由姫に連れられて公園に足を踏み入れた純也は、記憶の深い場所が沸騰するのを感じた。
ここはどうだろう。公園の中は芝生で覆われ、噴水が設置され、ソメイヨシノが数本植えられている。二十年前と変わったろうか。それとも、当時のままだろうか。だが記憶の底で跳ねる熱い飛沫は、坂道を延々と登ったことしか映さない。踏みしめた地面の感触。近づいてくる空。花の香り。そして公園の奥の階段を登るにつれて人影はなくなった。街から遠ざかれば遠ざかるほど、純也と彼女は二人きりになっていった。
由姫は南部坂を登っていたときとおなじように、先に立って公園の奥の遊歩道を進んで行った。だがさっきよりも、いくらか登る速度は遅い。

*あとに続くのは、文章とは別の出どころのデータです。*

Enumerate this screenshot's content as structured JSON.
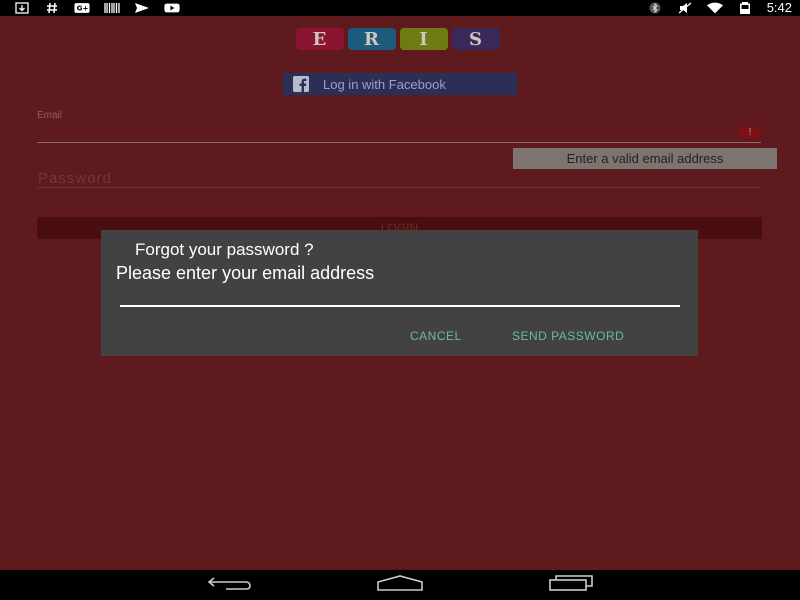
{
  "status_bar": {
    "time": "5:42",
    "left_icons": [
      "download-icon",
      "hash-icon",
      "google-plus-icon",
      "barcode-icon",
      "send-icon",
      "youtube-icon"
    ],
    "right_icons": [
      "bluetooth-icon",
      "mute-icon",
      "wifi-icon",
      "battery-icon"
    ]
  },
  "logo": {
    "letters": [
      {
        "char": "E",
        "color": "#8a1530"
      },
      {
        "char": "R",
        "color": "#1d5a7c"
      },
      {
        "char": "I",
        "color": "#6f7a12"
      },
      {
        "char": "S",
        "color": "#3a285a"
      }
    ]
  },
  "login": {
    "facebook_label": "Log in with Facebook",
    "email_label": "Email",
    "error_tooltip": "Enter a valid email address",
    "password_hint": "Password",
    "login_label": "LOGIN"
  },
  "dialog": {
    "title": "Forgot your password ?",
    "message": "Please enter your email address",
    "input_value": "",
    "cancel_label": "CANCEL",
    "send_label": "SEND PASSWORD"
  },
  "colors": {
    "background": "#5e1a1d",
    "dialog": "#424242",
    "dialog_button": "#6bb8ac",
    "facebook": "#2a2f58"
  }
}
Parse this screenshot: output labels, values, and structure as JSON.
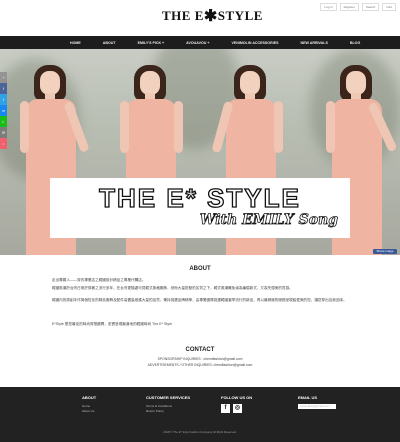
{
  "header": {
    "logo_left": "THE E",
    "logo_right": "STYLE",
    "top_links": [
      "Log in",
      "Register",
      "Search",
      "Cart"
    ]
  },
  "nav": {
    "items": [
      "HOME",
      "ABOUT",
      "EMILY'S PICK +",
      "AVOUAVOU +",
      "VENIMOLIN ACCESSORIES",
      "NEW ARRIVALS",
      "BLOG"
    ]
  },
  "share_bar": {
    "icons": [
      "plus-icon",
      "facebook-icon",
      "twitter-icon",
      "messenger-icon",
      "line-icon",
      "email-icon",
      "more-icon"
    ]
  },
  "hero": {
    "title": "THE E* STYLE",
    "subtitle": "With EMILY Song",
    "share_button": "Share image"
  },
  "about": {
    "title": "ABOUT",
    "paragraphs": [
      "走出專屬人——穿衣專業店之韓國設計精品之專業代購店。",
      "韓國風潮於台灣日常於穿著之流行多年，在台灣更隨處可見韓式風格服飾，然而大量批發的劣質之下，韓式風潮難免淪為廉價款式，又喪失優美的質感。",
      "韓國內的原創手作與個性化的精品服飾及配件皆盡量維護大量的品質，秉持挑選品牌精神，由專業團隊挑選韓國當季流行的新品，再以最精緻的服務呈現給愛美的您，讓您穿出自我品味。",
      "E*Style 是您最佳的時尚穿搭顧問，忠實呈現最道地的韓國時尚 The E* Style"
    ]
  },
  "contact": {
    "title": "CONTACT",
    "line1": "SPONSORSHIP INQUIRIES : chemifashion@gmail.com",
    "line2": "ADVERTISEMENTS / OTHER INQUIRIES: chemifashion@gmail.com"
  },
  "footer": {
    "about_title": "ABOUT",
    "about_links": [
      "Home",
      "About Us"
    ],
    "service_title": "CUSTOMER SERVICES",
    "service_links": [
      "Terms & Conditions",
      "Return Policy"
    ],
    "follow_title": "FOLLOW US ON",
    "email_title": "EMAIL US",
    "email_value": "estylelady@gmail.com",
    "copyright": "2018 © The E* Style Fashion Company All Right Reserved."
  },
  "colors": {
    "nav_bg": "#1d1d1d",
    "footer_bg": "#222222",
    "dress": "#f0b4a2",
    "share_blue": "#3b5998"
  }
}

頭上には二本の黒い線が伸びていた。ロープウェイの索条だ。ゴンドラは見えない。平日の昼間なので運行の間隔が長いのかもしれない。これは二十年前にもあった。滑るように空を行くロープウェイの箱を覚えている。あのときは、一台のゴンドラが山麓駅に向かって下りて行った。純也はそれに誘われるように、………。
「君」いったん息を吐いて、はっきりと言った。「頼みがある」
「なんですか?」弾むような声色だが、聞きませんよと言外に申し渡していた。
それでも純也は言った。
「振り返ってもらえないか。今だけでいい。足を止めて」
由姫は一瞬、考えたのかもしれない。
歩みを止める前に、坂になっている遊歩道の砂利を靴底で鳴らした。
それから、彼女は振り向いた。最初に二歩下にいる純也を見、ふと目を奪われたように、そのうしろを見た。
由姫の目が、明るさや楽しさではない色に覆い尽くされた。
ゆっくりと胸が膨らみ、静かに萎んでいく。
「きれいだろう?」
言いながら純也も首を曲げた。眼下には公園の緑と、函館の街、そして海の澄んだ青が広がっていた。
この景色は覚えている。
もう少し緑が茂っていた気がするが、それでも色と形の配置はおなじだ。
「……そうですね」淡い吐息が混じった。
その音を聞きながら、純也は口を開いた。
「あのときもぼくはこうして振り返った。君のお母さんにも振り返るように言った。だけど、うしろを見たくないと言われたんだ。そのとき、ぼくは……」
「行きましょう」由姫はふたたび前を向いた。
手に力がこもる。引っ張られた拍子に爪先が小石に引っかかった。
つんのめりそうになりながら、純也は急いで言った。
「待ってくれ。聞いてもらいたいんだ」
「嫌です」
「いや、聞いてもらわなきゃならない。ぼくはここに来るまで、この道を登るまでは本当に……そうするつもりだった」具体的な言葉はどうしても口にできなかった。「だけど、ここを登るとき、坂道が続いて息も切れていた。今ほどではないが、心臓が痛くて、その痛みが」生きている実感を生んだ。純也は心の中だけでそう呟いた。舌にはのせなかった。それでも、続けた。「振り返って見たとき、不思議な気分になった。あとに残してきたものが、実は手放してはいけないものなんじゃないかと思った、いや、気付いた。だって今、君も見ただろう。街と海は、とてもきれいだ。人が生きている場所は、際限なく美しい。ぼくはそれを彼女に言おうとして、でも言い出せなかった。今の君とおなじように、彼女は」
ただひたすら山裾を登って行ったから。
そう繫げようとした言葉は喉の奥で消えた。